Demikian jika yang dilihat adalah aurat langsung. Namun jika yang dilihat bukan aurat secara langsung, melainkan gambar aurat dalam rekaman video yang ditampilkan melalui media layar monitor atau layar LCD misalnya, maka untuk bisa menghukuminya terlebih dahulu harus memahami hukum asal benda dan fakta benda yang akan dihukumi, serta kaitannya dengan melihat aurat yang sudah diketahui hukumnya atau hal-hal terkait lainnya.

Allah swt berfirman:
“Apakah kamu tiada melihat bahwasanya Allah menundukkan bagimu apa yang ada di bumi ...” (TQS. Al-Hajj [22]: 65)

Berdasarkan ayat di atas (dan ayat-ayat lain yang serupa dengannya) muncullah sebuah kaidah dalam ilmu Ushul Fiqh: al-ashl[u] fî al-asyyâ[i] al-ibâhat[u] hattâ yadulla ad-dalîl[u] ‘alâ tahrîmih[i] (hukum asal benda adalah mubah, hingga ada dalil yang mengharamkannya).[5]



Layar monitor dan yang sejenisnya adalah mubah, karena dia termasuk benda dan tidak ada dalil yang mengharamkannya. maka bisa melihatnya, menyentuhnya, memilikinya, memperjual-belikannya dan lain sebagainya. Pertanyaannya: Apakah dengan demikian berarti melihat aurat itu boleh dengan cara melalui perantaraan media layar monitor atau sejenisnya dengan alasan bahwa layar monitor adalah benda yang mubah untuk dilihat, sebagaimana meja, sepatu, tas dll.?

Memang benar, dalam kasus melihat video porno seseorang tidak menyaksikan aurat secara langsung melainkan melihat benda yang mubah. Namun tidak boleh dilupakan bahwa setiap benda memiliki apa yang dinamakan dengan khâshiyyat (sifat-sifat khusus)[6], yang pada layar monitor adalah kemampuan dalam menampilkan atau memperlihatkan gambar sesuai dengan aslinya.
Rekaman suatu objek pemandangan misalnya, bisa ditampilkan pada layar monitor atau sejenisnya dalam gambar yang sama dengan objek yang direkam. Sinar matahari, burung yang terbang, awan yang berjalan dll, sama persis dengan suasana saat rekaman tersebut diambil. Maka melihat layar monitor dan sejenisnya yang menampilkan rekaman video tertentu serasa seperti melihat keadaan sebenarnya saat rekaman tersebut diambil.

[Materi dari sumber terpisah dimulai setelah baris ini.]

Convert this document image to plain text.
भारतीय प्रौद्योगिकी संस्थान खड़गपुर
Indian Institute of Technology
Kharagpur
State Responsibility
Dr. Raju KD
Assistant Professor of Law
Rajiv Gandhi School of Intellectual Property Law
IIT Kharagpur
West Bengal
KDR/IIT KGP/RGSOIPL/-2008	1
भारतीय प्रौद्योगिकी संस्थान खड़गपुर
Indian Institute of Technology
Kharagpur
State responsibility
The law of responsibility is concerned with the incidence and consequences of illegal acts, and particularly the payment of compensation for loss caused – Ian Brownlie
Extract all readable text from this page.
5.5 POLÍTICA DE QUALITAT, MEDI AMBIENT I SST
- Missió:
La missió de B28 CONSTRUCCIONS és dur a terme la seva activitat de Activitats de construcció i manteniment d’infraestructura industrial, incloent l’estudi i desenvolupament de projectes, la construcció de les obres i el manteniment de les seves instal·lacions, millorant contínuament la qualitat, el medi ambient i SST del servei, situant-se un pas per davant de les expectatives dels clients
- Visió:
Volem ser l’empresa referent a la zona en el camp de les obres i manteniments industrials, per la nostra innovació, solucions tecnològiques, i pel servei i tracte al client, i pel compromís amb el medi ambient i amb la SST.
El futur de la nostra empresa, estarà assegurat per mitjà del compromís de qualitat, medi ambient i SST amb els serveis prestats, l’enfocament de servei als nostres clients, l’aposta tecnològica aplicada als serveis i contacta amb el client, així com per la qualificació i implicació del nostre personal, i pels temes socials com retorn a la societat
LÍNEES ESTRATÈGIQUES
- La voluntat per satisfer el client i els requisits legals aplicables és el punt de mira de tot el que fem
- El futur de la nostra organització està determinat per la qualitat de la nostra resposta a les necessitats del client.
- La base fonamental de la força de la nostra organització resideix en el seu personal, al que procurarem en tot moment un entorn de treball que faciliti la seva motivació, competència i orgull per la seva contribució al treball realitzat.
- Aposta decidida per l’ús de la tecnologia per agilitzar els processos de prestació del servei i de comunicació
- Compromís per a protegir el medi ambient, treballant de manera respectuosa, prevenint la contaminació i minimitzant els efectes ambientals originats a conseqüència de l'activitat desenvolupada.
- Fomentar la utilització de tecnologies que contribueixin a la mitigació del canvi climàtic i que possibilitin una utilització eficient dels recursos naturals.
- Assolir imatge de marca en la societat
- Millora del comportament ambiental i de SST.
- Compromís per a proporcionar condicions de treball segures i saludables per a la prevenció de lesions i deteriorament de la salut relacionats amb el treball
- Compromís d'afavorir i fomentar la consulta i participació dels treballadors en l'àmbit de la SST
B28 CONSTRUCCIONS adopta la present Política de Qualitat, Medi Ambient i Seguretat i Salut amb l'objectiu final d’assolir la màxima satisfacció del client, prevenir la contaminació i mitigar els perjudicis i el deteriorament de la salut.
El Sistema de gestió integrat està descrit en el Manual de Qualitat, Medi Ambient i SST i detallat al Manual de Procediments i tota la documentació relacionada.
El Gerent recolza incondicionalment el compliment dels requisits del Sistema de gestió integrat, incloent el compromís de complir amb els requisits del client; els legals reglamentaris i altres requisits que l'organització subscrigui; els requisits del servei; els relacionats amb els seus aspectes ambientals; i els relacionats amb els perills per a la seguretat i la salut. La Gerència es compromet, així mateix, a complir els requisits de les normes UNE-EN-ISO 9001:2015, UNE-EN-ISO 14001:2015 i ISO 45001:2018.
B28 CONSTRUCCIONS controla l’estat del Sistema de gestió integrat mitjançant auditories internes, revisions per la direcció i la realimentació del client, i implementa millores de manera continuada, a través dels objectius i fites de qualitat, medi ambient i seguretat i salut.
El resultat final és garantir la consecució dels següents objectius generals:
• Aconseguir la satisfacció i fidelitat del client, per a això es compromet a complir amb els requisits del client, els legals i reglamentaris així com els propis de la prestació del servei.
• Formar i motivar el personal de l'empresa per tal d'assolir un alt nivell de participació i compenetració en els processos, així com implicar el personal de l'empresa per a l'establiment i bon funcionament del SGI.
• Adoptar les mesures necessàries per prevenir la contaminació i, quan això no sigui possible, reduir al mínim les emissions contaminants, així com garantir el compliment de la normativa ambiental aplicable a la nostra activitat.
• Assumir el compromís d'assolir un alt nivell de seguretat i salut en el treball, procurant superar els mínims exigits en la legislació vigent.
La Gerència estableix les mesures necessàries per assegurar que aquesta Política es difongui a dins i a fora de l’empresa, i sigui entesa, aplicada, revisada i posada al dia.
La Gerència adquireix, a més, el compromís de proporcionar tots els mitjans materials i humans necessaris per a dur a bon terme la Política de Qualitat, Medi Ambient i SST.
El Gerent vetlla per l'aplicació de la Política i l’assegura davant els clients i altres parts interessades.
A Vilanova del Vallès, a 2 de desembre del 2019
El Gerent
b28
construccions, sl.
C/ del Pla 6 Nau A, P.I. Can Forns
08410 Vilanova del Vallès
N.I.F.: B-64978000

Sebagaimana pula kaca cermin, dengan khâshiyyat-nya yaitu kemampuan memantulkan bayangan, jika diarahkan ke suatu objek tertentu, maka melihat benda berupa cermin tersebut serasa melihat objek sebenarnya yang dipantulkannya. Hanya saja, pada cermin pantulan terlihat terbalik sisi kanan dan kirinya dari objek aslinya.

Rasa seperti melihat keadaan sebenarnya juga bisa dibaca dari ekspresi orang yang melihat video pada layar monitor, misalkan perasaan marah dan sedih saat melihat rekaman video tentang pembantaian saudaranya di Palestina, perasaan takjub dan kagum saat melihat rekaman video tentang kecermatan Allah swt dalam menciptakan alam semesta, atau perasaan bergairah seksual saat melihat rekaman video tentang adegan porno. Jika memang video dengan  gambar di layar monitor tidak ber-khâshiyyat sebagaimana disebutkan di atas, kenapa hal itu bisa menimbulkan pengaruh yang berbeda-beda pada orang yang melihatnya?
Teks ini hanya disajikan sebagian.